9. The composition of Claim 8 in which the by-product is an exudate.

10. A pre-emergence herbicide composition of Claim 1 comprising a pre- emergence herbicide derived from animal protein by a chemical process.

11. A method for the control of growth of seeds, roots or plants in soil comprising applying an effective amount of a pre-emergence herbicide formed from animal protein to said soil.

12. The method of Claim 11 in which the animal protein is in the form of a meal.

13. The method of Claim 11 in which the animal protein is selected from feather, blood, leather, fish and meat meal.

14. The method of any one of Claims 11-13 comprising forming an effective amount of a pre-emergence herbicide in soil by admixing said animal protein with said soil, said herbicide being formed from the animal protein by micro-organisms in said soil.

15. The method of Claim 14 in which the pre-emergence herbicide is formed in situ in the soil in which growth of weeds is to be controlled.

16. The method of any one of Claims 11 -15 in which the pre-emergence herbicide is used in amount of 5-40 lb/1000 ft².

17. The method of Claim 16 in which the pre-emergence herbicide is used in amount of 10-20 lb/1000 ft².
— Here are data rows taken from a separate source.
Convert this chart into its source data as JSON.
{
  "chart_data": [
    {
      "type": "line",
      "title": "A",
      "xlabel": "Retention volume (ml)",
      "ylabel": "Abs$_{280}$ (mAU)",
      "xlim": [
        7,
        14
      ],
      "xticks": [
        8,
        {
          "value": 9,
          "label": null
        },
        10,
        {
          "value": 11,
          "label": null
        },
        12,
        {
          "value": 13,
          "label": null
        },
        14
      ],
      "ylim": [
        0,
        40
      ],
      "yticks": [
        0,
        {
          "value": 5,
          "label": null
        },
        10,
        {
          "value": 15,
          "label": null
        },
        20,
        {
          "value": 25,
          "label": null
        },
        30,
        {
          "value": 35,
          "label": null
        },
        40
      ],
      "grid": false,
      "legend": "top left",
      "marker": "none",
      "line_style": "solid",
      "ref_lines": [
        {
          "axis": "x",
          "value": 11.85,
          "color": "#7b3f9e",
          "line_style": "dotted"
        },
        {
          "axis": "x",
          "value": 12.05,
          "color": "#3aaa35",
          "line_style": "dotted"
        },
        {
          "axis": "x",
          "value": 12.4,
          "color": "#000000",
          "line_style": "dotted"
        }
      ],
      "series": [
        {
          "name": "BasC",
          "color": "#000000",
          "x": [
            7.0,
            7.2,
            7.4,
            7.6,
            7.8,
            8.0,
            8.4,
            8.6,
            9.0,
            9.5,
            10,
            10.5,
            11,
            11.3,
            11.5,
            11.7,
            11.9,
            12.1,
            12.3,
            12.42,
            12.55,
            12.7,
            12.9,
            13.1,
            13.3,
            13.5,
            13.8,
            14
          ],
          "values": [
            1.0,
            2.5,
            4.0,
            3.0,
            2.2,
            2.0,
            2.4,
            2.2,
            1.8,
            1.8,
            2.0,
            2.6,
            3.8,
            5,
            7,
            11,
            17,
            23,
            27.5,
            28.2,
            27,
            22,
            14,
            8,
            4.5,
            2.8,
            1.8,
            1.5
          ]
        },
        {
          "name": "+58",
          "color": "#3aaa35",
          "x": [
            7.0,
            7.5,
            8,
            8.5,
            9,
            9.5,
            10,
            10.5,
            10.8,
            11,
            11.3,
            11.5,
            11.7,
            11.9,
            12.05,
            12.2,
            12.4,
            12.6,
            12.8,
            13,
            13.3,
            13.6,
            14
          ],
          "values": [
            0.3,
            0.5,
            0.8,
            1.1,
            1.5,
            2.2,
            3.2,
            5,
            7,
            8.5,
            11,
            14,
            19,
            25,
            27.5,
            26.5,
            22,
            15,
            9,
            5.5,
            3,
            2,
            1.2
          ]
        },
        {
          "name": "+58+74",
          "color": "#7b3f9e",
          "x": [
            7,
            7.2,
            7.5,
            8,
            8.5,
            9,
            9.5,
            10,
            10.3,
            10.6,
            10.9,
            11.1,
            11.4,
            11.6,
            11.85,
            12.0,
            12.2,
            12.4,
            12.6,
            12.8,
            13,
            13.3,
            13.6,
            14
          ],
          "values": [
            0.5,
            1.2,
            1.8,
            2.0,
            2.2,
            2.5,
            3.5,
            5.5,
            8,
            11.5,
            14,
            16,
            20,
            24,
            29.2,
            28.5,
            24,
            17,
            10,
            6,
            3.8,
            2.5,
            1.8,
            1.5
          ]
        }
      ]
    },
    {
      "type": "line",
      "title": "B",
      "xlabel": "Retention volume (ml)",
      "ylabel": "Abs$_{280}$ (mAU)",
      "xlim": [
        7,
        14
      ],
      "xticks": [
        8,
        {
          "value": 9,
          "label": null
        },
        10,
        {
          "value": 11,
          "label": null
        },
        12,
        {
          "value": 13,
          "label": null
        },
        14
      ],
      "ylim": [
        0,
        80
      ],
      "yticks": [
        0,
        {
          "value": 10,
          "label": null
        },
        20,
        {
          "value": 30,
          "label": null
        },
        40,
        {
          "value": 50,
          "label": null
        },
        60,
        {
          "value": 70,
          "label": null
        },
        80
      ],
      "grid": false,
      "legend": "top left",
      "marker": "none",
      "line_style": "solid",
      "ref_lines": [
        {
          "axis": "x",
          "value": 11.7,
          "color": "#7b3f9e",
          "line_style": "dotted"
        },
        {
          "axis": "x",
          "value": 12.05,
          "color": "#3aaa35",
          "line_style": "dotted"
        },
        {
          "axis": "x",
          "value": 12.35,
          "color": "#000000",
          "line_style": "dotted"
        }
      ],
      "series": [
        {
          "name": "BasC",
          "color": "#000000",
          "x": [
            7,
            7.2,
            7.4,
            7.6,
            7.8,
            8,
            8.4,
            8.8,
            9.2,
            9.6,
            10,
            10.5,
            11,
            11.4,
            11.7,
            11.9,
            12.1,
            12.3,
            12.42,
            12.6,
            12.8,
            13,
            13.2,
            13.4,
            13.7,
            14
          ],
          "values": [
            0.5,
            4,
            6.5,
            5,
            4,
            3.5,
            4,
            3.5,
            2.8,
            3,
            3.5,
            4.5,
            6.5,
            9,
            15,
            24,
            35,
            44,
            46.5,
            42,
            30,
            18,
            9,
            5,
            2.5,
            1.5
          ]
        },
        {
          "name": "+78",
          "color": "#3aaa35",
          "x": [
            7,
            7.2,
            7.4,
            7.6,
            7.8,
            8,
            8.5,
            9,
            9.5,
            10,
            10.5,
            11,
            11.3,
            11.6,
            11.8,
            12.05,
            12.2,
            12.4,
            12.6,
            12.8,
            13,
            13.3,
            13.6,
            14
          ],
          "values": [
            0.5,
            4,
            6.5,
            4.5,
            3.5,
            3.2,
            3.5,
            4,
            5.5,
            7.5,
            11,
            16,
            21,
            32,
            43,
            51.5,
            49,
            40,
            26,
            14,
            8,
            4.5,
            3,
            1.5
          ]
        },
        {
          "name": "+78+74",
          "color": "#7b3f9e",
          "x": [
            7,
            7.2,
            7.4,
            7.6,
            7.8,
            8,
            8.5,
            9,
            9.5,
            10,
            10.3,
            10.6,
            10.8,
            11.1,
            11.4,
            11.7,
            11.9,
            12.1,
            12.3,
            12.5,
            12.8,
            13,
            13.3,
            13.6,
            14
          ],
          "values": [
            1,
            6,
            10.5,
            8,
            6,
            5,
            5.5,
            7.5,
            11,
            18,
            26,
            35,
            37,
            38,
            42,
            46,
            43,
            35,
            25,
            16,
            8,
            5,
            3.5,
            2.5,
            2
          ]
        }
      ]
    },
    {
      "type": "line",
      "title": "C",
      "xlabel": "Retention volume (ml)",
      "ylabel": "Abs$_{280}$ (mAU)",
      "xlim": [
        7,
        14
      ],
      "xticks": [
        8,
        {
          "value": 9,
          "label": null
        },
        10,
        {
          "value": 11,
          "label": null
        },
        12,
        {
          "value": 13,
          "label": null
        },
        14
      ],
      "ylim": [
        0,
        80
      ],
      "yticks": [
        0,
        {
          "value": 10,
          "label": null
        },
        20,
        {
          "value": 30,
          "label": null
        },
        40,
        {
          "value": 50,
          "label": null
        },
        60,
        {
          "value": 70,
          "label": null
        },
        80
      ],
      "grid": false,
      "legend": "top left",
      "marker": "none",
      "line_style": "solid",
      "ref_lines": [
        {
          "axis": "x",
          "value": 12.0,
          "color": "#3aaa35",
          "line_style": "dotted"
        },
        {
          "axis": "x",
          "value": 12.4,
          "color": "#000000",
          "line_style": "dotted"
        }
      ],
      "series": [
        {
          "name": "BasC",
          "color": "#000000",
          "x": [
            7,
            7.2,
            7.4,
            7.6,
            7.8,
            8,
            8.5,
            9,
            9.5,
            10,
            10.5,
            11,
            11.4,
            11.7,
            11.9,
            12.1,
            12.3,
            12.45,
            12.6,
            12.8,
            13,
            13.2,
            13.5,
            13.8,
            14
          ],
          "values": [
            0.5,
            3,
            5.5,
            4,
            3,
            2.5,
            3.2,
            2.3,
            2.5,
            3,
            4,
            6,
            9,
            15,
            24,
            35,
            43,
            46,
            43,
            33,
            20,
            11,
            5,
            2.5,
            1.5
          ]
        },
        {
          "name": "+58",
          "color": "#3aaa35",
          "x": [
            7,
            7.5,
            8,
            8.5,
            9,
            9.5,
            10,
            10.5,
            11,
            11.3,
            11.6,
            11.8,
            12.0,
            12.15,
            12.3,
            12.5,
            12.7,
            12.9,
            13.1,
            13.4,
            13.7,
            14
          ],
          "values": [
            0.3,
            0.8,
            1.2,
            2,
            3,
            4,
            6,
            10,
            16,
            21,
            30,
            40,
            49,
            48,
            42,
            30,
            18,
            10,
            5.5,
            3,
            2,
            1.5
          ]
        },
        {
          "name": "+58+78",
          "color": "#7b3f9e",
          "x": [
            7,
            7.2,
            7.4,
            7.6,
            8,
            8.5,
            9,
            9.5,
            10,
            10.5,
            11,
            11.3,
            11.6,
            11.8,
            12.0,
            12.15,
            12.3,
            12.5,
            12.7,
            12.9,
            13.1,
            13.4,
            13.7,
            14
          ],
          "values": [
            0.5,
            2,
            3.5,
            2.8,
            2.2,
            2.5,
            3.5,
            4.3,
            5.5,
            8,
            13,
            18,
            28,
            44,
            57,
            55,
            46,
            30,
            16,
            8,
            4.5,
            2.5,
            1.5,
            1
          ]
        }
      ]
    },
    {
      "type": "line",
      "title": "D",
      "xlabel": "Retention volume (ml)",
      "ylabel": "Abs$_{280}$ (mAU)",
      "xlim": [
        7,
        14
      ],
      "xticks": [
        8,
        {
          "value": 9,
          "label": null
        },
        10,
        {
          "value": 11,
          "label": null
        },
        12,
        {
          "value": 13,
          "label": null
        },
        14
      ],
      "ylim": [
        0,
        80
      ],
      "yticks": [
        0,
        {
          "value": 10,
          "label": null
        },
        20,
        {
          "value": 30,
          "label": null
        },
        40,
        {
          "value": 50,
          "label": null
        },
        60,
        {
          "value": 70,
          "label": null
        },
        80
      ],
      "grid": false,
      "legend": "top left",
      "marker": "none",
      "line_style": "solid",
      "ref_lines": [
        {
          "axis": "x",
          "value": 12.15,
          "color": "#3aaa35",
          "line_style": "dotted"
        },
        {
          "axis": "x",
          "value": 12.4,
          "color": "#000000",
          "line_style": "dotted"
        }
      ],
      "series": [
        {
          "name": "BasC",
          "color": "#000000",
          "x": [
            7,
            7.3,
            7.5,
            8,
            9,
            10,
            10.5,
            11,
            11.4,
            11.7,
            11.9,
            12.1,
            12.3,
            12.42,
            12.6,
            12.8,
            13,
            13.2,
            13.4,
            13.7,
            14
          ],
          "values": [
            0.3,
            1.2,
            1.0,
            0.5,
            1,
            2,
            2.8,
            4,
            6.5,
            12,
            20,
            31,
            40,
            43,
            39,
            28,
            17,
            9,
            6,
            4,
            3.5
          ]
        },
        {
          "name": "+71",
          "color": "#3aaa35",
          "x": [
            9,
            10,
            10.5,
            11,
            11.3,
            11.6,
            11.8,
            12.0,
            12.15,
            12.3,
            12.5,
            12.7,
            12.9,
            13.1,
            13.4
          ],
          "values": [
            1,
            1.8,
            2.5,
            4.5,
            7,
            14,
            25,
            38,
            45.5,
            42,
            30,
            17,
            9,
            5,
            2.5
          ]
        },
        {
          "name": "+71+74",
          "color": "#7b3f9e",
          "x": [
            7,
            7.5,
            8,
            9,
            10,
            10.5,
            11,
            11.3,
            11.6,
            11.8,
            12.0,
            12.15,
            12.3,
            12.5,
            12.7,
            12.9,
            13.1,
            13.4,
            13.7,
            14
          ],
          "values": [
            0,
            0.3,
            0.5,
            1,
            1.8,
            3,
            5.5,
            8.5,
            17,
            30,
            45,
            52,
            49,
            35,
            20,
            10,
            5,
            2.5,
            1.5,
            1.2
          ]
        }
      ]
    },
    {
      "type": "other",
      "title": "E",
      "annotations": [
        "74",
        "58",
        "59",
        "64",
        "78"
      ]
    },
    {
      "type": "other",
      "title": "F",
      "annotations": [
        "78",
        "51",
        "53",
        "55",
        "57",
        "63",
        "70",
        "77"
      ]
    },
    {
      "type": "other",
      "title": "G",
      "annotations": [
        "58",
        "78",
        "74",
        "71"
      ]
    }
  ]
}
18. A method for selectively inhibiting growth of undesirable plants in a plot of desirable plants, said method comprising: applying animal protein meal to said plot, prior to emergence of said undesirable plants, at a concentration of application which selectively inhibits growth of said undesirable plants by stopping root formation.

19. The method of Claim 18 in which the undesirable plants are annual or perennial grassy weeds.

20. The method of Claim 18 in which the undesirable plants are annual or perennial broadleaf plants.

21. The method of Claim 19 in which the undesirable plants are selected from crabgrass, creeping bentgrass, Kentucky bluegrass, perennial ryegrass, smooth bromegrass, barnyard grass, Bermuda grass or tall fescue.

22. The method of Claim 20 in which the desirable plants are selected from smartweed, dandelions and morning glory.

23. The method of any one of Claims 18-22 in which the amount of animal protein meal applied to the plot is from about 5-40 lbs per 1000 ft².

24. The method of any one of Claims 18-23 in which said herbicide is placed beneath or around the roots of desirable plants.

25. A micro-organism that effects decomposition of animal protein to form a pre-emergence herbicide.

26. A pre-emergence herbicide comprising a by-product of microbial decomposition of plant protein.

27. The pre-emergence herbicide of Claim 26 in which the plant protein is soya protein.